Боль обожгла глаза, пронзила насквозь, и душащая теплая кровь обагрила грязно-бурый заплёванный привокзальный снег.
Падая, Джохар понял, что проиграл эту схватку какому-то уроду. Хлопнувшись в холодное снежное месиво, он завыл от всепоглощающей, бессильной боли, но не телесной, а той, что внутри, где-то в самой глубине, в сердце, вне сердца, в душе… Завыл, заскулил, завизжал так, что противник застыл на мгновение.
Этого оказалось достаточно. В безумном прыжке Джохар выбросил тело вперед, и как остервеневшая дворняга, оскалив окровавленные клыки, вцепился ими что есть силы в оголённую и смердящую ногу бомжа. Тот только охнул, присел и, с шумом испортив воздух, рухнул, глухо ударившись затылком об оледеневший асфальт.
Джохар вскочил, харкнул горечью на поверженного, ринулся в толпу бродяг. Те испугались, расступились и ещё долго смотрели вслед улепётывающему со всех ног Джохару. Он спиной чувствовал ненавистные взгляды, понимал, что силы на исходе, и бежал, бежал, обливаясь слезами обиды и страха.

И всё-таки он выжил! Если бы… если бы он остался лежать в том дерьме, забили бы до смерти. Да, да… Они-то видели, как он выхватил у вьетнамца баксы — плотную пачку «зелёных». За неё забили бы… Без передыха… Насмерть!
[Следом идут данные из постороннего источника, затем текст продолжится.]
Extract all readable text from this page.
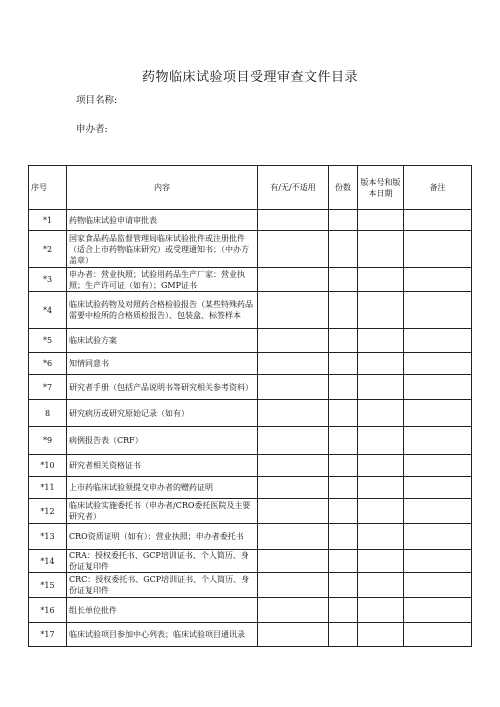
药物临床试验项目受理审查文件目录
项目名称:
申办者:
序号	内容	有/无/不适用	份数	版本号和版本日期	备注
*1	药物临床试验申请审批表				
*2	国家食品药品监督管理局临床试验批件或注册批件（适合上市药物临床研究）或受理通知书；（中办方盖章）				
*3	申办者：营业执照；试验用药品生产厂家：营业执照；生产许可证（如有）；GMP证书				
*4	临床试验药物及对照药合格检验报告（某些特殊药品需要中检所的合格质检报告）、包装盒、标签样本				
*5	临床试验方案				
*6	知情同意书				
*7	研究者手册（包括产品说明书等研究相关参考资料）				
8	研究病历或研究原始记录（如有）				
*9	病例报告表（CRF）				
*10	研究者相关资格证书				
*11	上市药临床试验须提交申办者的赠药证明				
*12	临床试验实施委托书（申办者/CRO委托医院及主要研究者）				
*13	CRO资质证明（如有）：营业执照；申办者委托书				
*14	CRA：授权委托书、GCP培训证书、个人简历、身份证复印件				
*15	CRC：授权委托书、GCP培训证书、个人简历、身份证复印件				
*16	组长单位批件				
*17	临床试验项目参加中心列表；临床试验项目通讯录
Джохар долго ещё бежал… Так ему казалось. На самом деле он плёлся, еле передвигая ноги. Брёл по тёмным переулкам и дворам, поминутно оглядываясь, боясь, что ведёт за собой «хвоста». Нервная дрожь в коленях мешала ходьбе. Перехватывало дыхание. И голова кружилась, как будто снова он в горах скрывался от бомбежки…

Давно надо было уходить. Все соседи, побросав квартиры, подались к своим, за Терек, в Россию, ещё полгода назад. Но мать всё чего-то ждала и продолжала стеречь картинки в музее. Кому они нужны, тряпки расписные! Видел он, как горел музей. Хорошо горел. Даже мокрый снег, валивший с чадящего неба, не мог затушить огонь. Джохар только и успел в этом пылающем аду слегка присыпать острыми осколками оплавленного кирпича, ещё обжигавшего сбитые в кровь ладони, остывшее тело поседевшей вмиг матери. Из соседних развалин заработали снайперы. Забавлялись, наверное. Уходить надо было. В горы. Не до похорон.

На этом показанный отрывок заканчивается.